Civil rights pioneer Claudette Colvin asking judge to expunge 1955 arrest record
An 82-year-old Black woman who as a teenager was convicted of assaulting a police officer while refusing to move to the back of an Alabama bus in 1955 is asking a judge to clear her record, according to The Associated Press.
Phillip Ensler, who is representing Claudette Colvin, told the AP the motion will be filed Tuesday along with court documents to seal, destroy and erase the records regarding her case.
At the time, Colvin received probation but was never notified when she finished her term. Though Colvin left Alabama for New York five years after the incident, she was fearful of returning to the state as she was unaware that her probation was over, the wire service reported.
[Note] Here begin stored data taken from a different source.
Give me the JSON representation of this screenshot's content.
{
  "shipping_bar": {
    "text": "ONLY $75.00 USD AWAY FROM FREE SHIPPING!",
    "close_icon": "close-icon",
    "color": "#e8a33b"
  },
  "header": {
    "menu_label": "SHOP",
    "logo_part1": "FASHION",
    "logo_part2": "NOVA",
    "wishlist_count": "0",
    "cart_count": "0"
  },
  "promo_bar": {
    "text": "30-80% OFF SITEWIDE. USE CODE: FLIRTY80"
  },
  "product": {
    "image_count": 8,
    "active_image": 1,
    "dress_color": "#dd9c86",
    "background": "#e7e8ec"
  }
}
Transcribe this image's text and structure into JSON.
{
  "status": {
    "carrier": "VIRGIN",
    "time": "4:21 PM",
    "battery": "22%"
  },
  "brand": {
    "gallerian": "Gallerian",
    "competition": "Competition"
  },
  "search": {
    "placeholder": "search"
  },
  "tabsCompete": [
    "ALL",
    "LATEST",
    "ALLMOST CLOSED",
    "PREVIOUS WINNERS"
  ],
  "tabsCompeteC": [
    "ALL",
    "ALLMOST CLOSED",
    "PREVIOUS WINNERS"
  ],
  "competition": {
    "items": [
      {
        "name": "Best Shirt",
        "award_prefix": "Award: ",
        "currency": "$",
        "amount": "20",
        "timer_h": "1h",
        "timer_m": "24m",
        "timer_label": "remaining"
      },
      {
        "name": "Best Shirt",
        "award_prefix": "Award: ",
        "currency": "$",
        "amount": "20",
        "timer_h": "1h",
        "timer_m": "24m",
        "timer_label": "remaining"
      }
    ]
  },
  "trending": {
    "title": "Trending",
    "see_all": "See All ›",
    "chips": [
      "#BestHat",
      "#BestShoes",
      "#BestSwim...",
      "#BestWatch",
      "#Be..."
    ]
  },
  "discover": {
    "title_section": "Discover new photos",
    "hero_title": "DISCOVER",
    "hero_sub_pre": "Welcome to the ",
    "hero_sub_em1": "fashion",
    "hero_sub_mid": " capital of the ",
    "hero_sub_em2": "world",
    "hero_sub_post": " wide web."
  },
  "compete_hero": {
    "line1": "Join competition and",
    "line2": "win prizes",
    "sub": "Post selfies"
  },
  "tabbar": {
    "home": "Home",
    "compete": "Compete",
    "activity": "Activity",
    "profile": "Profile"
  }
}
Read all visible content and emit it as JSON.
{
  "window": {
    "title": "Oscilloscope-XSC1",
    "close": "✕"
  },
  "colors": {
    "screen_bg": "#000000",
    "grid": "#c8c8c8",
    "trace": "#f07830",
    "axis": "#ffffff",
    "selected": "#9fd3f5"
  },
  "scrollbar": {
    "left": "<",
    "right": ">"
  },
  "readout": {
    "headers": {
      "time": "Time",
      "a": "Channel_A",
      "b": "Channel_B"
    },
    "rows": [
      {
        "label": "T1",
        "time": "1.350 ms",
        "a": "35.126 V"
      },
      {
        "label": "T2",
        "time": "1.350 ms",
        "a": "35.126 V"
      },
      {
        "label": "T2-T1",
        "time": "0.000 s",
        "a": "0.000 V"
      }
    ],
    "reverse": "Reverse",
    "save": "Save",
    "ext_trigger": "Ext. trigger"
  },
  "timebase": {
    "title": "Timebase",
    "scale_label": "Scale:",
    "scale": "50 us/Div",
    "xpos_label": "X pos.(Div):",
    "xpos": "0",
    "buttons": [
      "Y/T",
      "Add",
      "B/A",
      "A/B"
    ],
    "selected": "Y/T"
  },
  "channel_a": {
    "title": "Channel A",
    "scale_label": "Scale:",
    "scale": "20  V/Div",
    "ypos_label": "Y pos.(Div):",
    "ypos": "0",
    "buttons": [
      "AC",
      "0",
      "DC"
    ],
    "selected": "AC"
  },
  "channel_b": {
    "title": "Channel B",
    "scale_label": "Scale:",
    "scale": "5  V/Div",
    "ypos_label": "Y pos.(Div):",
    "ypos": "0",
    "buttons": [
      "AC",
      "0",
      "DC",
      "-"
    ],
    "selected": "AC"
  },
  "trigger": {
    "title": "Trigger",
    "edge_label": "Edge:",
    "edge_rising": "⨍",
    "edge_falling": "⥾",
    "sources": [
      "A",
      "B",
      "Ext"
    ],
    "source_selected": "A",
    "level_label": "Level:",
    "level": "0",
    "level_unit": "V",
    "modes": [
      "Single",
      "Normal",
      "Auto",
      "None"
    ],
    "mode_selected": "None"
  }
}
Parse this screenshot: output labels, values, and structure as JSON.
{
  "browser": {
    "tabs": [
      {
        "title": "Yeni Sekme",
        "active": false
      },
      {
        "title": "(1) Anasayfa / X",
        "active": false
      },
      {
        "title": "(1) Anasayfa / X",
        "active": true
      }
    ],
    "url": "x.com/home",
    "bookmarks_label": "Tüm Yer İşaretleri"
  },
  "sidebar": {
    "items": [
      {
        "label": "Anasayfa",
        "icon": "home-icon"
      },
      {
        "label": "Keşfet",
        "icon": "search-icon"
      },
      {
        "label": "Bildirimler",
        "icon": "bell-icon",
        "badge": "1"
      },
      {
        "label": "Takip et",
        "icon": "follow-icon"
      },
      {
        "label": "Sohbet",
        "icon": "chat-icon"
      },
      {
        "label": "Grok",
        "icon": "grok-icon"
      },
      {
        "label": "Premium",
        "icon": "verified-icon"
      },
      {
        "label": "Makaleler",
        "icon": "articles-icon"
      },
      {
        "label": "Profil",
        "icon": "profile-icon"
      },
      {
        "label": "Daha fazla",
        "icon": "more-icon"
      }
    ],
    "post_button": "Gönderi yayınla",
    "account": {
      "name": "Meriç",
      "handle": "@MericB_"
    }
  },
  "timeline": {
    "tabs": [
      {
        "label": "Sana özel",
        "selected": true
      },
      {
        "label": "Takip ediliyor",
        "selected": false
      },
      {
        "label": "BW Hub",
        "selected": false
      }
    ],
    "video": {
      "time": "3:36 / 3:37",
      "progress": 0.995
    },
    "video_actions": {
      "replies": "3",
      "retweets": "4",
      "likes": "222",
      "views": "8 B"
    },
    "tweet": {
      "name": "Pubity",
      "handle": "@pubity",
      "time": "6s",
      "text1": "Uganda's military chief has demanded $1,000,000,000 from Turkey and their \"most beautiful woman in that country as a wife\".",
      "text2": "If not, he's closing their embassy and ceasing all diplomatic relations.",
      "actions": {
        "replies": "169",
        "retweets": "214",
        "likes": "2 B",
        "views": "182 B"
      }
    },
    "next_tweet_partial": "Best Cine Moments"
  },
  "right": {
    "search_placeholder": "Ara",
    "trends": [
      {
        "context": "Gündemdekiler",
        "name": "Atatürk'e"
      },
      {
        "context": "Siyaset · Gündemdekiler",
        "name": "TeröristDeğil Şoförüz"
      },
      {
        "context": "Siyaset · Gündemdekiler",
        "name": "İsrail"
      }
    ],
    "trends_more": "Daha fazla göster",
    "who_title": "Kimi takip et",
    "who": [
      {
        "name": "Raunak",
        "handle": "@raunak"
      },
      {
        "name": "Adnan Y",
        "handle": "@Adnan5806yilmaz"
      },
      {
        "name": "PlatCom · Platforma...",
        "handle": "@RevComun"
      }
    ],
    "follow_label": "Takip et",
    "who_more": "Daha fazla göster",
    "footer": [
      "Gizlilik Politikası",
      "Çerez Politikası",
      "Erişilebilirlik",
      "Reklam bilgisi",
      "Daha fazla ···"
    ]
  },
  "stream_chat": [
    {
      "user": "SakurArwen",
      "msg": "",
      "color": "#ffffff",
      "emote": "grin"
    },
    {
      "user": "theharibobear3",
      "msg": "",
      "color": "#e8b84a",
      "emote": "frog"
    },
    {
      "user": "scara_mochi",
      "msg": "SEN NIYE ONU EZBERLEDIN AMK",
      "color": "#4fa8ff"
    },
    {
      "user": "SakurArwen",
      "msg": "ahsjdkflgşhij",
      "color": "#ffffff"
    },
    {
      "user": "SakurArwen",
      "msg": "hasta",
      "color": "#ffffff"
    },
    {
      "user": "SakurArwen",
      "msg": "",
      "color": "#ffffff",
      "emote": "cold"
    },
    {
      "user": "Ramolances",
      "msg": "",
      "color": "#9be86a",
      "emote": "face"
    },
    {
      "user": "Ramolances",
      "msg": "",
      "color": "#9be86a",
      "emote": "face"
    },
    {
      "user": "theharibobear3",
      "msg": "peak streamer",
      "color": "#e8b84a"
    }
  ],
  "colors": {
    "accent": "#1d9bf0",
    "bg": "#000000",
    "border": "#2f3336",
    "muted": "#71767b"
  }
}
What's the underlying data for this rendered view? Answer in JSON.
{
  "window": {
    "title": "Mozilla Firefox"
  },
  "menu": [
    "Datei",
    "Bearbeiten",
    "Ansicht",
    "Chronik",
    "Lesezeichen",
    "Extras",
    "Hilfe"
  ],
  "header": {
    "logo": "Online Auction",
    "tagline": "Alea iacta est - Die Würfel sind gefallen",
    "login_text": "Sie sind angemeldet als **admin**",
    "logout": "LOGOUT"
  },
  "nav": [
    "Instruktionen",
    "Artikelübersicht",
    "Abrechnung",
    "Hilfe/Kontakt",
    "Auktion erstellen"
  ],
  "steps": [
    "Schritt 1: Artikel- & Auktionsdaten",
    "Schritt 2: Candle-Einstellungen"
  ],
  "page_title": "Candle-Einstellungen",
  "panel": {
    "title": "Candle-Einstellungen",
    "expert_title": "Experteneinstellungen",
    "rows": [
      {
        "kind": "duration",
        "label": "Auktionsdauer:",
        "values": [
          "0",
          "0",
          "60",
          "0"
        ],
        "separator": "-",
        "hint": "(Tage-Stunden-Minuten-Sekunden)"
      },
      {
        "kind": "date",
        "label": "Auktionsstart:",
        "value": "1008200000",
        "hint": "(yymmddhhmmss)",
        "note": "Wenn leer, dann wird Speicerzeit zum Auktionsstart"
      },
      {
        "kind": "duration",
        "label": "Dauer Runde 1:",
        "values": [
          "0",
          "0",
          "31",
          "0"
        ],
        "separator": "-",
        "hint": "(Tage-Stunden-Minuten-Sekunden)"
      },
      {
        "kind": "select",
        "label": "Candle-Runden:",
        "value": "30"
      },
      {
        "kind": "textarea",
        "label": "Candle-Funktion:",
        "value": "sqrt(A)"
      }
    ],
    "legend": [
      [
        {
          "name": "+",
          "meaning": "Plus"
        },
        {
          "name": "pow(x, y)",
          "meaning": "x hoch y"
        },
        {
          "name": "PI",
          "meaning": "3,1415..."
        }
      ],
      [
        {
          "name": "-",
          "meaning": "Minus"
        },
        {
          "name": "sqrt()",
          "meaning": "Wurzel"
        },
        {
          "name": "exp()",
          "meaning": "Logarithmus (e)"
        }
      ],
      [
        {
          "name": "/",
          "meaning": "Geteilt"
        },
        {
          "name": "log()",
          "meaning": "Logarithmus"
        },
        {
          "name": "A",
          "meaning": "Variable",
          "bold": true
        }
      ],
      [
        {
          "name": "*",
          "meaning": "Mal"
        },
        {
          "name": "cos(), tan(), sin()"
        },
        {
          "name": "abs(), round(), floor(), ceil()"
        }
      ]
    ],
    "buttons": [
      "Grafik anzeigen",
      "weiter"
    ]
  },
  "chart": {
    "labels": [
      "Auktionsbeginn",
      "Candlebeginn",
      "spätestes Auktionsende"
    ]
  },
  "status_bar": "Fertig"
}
“Her family has lived with this tremendous fear ever since then,” Ensler told the AP. “For all the recognition of recent years and the attempts to tell her story, there wasn’t anything done to clear her record.”
Colvin, who now lives in Birmingham, Ala., will make her request to a juvenile court judge because that is where she was determined to be delinquent and placed on probation, the AP reported.
In the 1950s, Black riders on the Alabama bus system were required by law to move to the back. Rosa Parks garnered the attention of the world when she refused to give up her seat to a white man in December 1955. Colvin had done the same thing months before, in March, but received less attention at the time.